February 25, 1863, The New York Herald
The most important news from the Southwest today is the reported capture of the Union ram Queen of the West, whose gallant exploits in running the blockade at Vicksburg are already known to our readers. She is said to have been captured under Fort Taylor, at Gordon’s Landing, on the Red river – the pilot, who was taken off the rebel steamer Eva, having treacherously ran her within range of the guns while asserting that the fort was fifteen miles away. Her steam pipe was knocked off, and she was otherwise so disabled that she drifted to the opposite shore, and all of the crew except thirteen escaped. The boat and the rest of the hands fell into the power of the rebels. The rebel official reports and the comments of the Southern journals upon the affair are published in another column.
Reports from Louisville yesterday described the invasion of Kentucky by the rebels as being of a very extensive and alarming character. They were said to be threatening Lexington, Frankfort, Danville and even Louisville itself. Gen. Longstreet was reported to be in command. These rumors, however, are denied by some of the Louisville journals. No facts concerning them have reached the headquarters of the Union army, and the latest despatches pronounce them absolutely false.

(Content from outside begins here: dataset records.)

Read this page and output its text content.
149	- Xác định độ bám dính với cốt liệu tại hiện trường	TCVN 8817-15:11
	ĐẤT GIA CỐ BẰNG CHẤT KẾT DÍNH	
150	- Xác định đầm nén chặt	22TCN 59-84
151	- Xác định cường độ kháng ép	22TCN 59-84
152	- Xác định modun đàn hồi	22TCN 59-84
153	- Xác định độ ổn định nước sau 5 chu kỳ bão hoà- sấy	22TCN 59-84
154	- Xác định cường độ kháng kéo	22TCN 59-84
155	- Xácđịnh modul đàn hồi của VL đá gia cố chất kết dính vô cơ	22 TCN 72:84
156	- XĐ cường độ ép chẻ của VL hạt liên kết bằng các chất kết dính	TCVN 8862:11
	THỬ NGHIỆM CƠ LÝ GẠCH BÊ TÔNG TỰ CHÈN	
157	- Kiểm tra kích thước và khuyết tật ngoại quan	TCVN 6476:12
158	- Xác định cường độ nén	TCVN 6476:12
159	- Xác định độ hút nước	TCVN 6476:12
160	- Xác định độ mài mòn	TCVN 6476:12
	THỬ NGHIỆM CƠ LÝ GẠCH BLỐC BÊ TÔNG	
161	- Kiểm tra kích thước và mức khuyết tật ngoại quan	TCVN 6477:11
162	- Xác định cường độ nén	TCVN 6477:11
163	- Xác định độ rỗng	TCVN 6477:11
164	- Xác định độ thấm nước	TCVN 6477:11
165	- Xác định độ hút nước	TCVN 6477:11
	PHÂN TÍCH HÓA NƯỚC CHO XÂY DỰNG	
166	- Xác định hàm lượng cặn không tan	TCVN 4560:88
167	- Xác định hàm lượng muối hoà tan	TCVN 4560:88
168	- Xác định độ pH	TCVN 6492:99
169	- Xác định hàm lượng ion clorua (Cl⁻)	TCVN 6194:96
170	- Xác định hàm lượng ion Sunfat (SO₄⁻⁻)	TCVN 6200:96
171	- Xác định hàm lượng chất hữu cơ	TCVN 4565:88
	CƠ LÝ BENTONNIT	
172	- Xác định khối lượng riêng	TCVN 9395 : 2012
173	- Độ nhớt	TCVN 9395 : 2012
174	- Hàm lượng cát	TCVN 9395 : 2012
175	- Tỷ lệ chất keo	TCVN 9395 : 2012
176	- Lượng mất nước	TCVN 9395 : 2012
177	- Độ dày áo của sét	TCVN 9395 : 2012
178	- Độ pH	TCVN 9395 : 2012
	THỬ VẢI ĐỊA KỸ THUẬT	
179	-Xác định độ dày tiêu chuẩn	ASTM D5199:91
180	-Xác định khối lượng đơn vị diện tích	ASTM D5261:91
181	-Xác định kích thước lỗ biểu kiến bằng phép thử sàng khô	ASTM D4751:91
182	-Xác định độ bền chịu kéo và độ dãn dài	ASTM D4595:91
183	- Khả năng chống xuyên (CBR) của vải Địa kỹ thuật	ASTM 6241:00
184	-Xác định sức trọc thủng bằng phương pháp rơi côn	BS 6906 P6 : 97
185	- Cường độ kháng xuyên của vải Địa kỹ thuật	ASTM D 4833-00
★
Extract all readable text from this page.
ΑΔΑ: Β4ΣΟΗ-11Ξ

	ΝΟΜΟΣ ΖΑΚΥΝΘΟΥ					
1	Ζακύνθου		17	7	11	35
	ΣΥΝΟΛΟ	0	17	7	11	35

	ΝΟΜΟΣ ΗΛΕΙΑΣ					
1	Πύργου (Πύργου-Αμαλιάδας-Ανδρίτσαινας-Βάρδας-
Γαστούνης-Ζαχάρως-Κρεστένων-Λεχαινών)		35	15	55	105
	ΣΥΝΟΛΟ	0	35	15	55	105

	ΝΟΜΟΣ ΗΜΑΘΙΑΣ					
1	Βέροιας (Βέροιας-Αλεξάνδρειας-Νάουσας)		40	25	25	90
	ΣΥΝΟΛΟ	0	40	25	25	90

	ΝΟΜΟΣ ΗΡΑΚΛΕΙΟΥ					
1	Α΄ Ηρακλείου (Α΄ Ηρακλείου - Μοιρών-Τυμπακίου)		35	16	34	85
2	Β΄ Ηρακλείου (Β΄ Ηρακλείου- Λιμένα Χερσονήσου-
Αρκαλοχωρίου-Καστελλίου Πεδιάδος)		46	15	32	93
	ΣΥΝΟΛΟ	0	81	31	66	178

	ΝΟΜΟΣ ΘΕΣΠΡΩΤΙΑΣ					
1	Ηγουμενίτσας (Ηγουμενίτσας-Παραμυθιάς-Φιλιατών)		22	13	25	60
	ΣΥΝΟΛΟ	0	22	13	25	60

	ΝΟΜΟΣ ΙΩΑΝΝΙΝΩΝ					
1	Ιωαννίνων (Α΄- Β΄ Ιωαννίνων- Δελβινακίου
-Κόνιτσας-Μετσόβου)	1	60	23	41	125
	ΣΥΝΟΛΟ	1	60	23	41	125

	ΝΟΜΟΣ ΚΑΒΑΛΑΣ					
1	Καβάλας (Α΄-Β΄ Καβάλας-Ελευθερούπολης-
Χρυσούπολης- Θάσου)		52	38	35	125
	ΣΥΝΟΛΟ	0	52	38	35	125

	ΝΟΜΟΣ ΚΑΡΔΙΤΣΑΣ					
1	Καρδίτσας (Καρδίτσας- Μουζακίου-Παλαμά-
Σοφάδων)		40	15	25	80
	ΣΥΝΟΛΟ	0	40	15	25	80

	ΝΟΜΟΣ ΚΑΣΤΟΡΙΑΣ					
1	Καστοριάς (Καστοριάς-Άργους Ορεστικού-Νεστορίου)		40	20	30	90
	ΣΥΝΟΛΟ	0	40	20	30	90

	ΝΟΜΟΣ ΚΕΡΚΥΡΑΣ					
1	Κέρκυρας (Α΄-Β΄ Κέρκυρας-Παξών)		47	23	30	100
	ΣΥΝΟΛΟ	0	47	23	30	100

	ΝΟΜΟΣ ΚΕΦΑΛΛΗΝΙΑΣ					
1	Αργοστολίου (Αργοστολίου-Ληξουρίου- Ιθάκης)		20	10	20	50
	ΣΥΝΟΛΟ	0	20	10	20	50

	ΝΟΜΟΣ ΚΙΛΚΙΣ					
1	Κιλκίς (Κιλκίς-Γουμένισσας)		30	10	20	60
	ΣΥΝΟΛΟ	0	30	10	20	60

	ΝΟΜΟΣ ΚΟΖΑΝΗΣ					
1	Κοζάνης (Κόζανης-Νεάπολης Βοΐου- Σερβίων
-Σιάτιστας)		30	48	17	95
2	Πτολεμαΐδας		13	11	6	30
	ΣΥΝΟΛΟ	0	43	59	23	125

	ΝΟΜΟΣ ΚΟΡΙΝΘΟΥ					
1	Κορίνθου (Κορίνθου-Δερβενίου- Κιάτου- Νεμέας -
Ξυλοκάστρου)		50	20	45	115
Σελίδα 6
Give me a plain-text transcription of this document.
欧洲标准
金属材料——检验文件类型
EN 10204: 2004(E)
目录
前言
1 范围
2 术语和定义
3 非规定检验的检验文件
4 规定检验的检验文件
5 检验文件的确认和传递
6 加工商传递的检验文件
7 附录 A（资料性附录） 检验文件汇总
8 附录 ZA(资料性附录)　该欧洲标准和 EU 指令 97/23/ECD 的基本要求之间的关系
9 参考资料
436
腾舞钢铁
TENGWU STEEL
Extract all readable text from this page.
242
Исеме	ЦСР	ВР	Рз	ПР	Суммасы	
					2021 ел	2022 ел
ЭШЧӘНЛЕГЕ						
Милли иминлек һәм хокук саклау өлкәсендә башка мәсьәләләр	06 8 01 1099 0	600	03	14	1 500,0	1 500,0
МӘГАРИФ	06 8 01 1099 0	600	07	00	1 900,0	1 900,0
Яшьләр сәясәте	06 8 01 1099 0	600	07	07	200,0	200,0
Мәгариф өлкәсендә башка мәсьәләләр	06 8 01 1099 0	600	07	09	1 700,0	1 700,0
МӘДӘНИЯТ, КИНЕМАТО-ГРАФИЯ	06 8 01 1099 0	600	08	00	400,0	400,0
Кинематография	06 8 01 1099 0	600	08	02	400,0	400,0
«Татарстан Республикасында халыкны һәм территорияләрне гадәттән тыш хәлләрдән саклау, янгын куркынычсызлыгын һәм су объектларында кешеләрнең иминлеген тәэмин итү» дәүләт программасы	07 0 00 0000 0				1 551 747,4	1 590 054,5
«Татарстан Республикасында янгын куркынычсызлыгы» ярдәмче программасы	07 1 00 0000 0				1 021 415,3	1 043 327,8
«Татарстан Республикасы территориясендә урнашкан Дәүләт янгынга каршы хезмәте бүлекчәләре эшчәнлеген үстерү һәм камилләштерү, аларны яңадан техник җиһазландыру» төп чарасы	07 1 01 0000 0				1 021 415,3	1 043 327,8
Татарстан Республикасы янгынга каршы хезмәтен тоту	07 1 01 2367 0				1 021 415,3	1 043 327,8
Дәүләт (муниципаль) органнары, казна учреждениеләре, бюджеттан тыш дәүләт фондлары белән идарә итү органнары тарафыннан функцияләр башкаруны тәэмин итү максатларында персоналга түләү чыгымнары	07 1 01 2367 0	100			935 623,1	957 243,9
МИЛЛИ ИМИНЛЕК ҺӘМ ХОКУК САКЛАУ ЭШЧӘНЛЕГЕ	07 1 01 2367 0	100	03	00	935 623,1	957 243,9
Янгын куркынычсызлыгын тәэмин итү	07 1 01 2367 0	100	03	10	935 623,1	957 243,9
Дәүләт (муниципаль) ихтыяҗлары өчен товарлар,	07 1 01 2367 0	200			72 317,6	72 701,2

The rebel papers are compelled to admit that the story of breaking the blockade at Charleston was a gross exaggeration. The Weekly Enquirer, of Richmond, for example, says that […..] Southern confederacy has lately been made the dupe of a notable imposition. It was said, printed, echoed and reverberated over the land that on a certain night our two iron-clad vessels at Charleston had sunk two, disabled one and disposed of the rest of the blockading squadron off Charleston harbor. Now we learn with pain and certainty that no ship was sunk, none disabled and no damage, in short, was done to the blockading squadron, which, consisting of wooden ships only, avoided a fight with our iron-clads, and most judiciously, until they brought up iron-clads of their own, which they immediately did.”
The story which reaches us from Europe relative to the presence of a rebel privateer scouring the waters of the Indian Ocean is manifestly a canard. It resolves itself into the simple fact, as related by the Calcutta Englishman, that the bark Selim, Captain Simpson, inward bound from Melbourne, saw off Keeling’s Island, near the Straits of Sunda, to the southward of the equinoctial line, a large black man-of-war steamer lying to under three topsails, jib and spanker (no steam up, but funnel shut up as a telescope). When she sighted the Selim she bore away for her under all canvas, and when sufficiently near to make out the English flag rounded to again under small canvas, and showed what the captain of the Selim says has been described to him as, and which he had no doubt of being, the Confederate flag. This is about the entire story.